Hi all, I’m making a network which predict objects in output grids so that the output shape is [class_size, grid_width, grid_height]. Then now the loss function is like this. output is [batch_size, class_size, grid_width, grid_height] and target [1, grid_width, grid_width] contains class labels if there is an object in a grid otherwise 0.
for b, w, h in torch.nonzero(target.data):
loss += F.cross_entropy(output[b, :, w, h].contiguous().view(1, -1), target[b, w, h])
As you may think, this loss function is very slow and the bottleneck so that I’d like to change if possible.
The reason why the target is tensor is I use the DataLoader and it does not accept some objects, for example. list which store grid and corresponding class label like list(dict(grid=(x,y), cls=c). dict(grid=(x,y), cls=c)...) for each image.
Does anyone have good idea for improvement the performance? Thank you for advance.

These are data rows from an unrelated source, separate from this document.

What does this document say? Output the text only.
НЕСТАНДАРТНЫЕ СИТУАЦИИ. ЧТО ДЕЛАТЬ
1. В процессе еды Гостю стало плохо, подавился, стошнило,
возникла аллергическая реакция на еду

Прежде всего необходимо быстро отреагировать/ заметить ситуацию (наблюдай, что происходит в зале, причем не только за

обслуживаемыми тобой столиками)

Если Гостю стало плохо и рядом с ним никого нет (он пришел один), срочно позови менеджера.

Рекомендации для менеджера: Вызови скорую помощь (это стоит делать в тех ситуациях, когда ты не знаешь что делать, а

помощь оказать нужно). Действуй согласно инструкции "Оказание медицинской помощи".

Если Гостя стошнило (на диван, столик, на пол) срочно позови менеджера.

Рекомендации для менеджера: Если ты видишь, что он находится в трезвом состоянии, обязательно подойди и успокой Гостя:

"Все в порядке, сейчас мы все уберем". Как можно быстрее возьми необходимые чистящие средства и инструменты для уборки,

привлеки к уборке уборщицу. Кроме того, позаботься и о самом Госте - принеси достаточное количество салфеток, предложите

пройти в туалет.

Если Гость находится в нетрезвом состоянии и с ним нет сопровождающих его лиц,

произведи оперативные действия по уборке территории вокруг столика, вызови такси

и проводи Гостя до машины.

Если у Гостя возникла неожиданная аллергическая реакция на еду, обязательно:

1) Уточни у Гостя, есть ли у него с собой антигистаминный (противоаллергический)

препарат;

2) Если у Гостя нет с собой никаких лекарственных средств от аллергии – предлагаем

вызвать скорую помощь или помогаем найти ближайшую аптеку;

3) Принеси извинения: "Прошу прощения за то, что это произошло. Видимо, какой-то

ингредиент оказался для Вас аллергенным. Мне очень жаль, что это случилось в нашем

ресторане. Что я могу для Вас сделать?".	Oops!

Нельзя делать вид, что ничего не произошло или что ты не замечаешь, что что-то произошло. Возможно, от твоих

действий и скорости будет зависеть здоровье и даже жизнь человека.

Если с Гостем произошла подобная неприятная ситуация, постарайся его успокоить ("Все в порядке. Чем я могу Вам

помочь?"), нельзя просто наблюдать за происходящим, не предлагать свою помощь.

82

Use loss = ce_loss(output.transpose(0,2,3,1)).continguous().view(-1,1), target.view(-1))
The only thing you would need to take care of is the scaling of the loss - I think that by default it would now average over target.size() instead of (target!=0).sum() - so you would need to scale by the quotient.
Best regards
Thomas
Edit: The transpose above is incorrect, I had numpy’s transpose in mind. See below for what I actually wanted.
I’m afraid my explanation was not enough and so confused you. Suppose grid_size=3 and only one object whose label is 3 is in grid [1,2] then the target is
[[0,0,0],
[0,0,0],
[0,3,0]]
The cross entropy loss is ce(output[:, 1, 2], [3]). I used nonzero to get all the indices of object existing grid(s) but that was a bit slow
Indeed, you confused me.
My impression was that you had data similar to
scores = Variable(torch.randn(2,4,3,3))
targets = torch.zeros(1,3,3).long()
targets[:,2,1] = 3
targets = Variable(targets)
targets = targets.expand(scores.size(0),*targets.size()[1:]) # if you only have one target per batch
Thank you Thomas, and I have a question for your solution. I don’t know why you put weight in CrossEntropyLoss, though it may be trivial. -> finally I understand 0 is the background so that you need to ignore. Thank you again, it solved.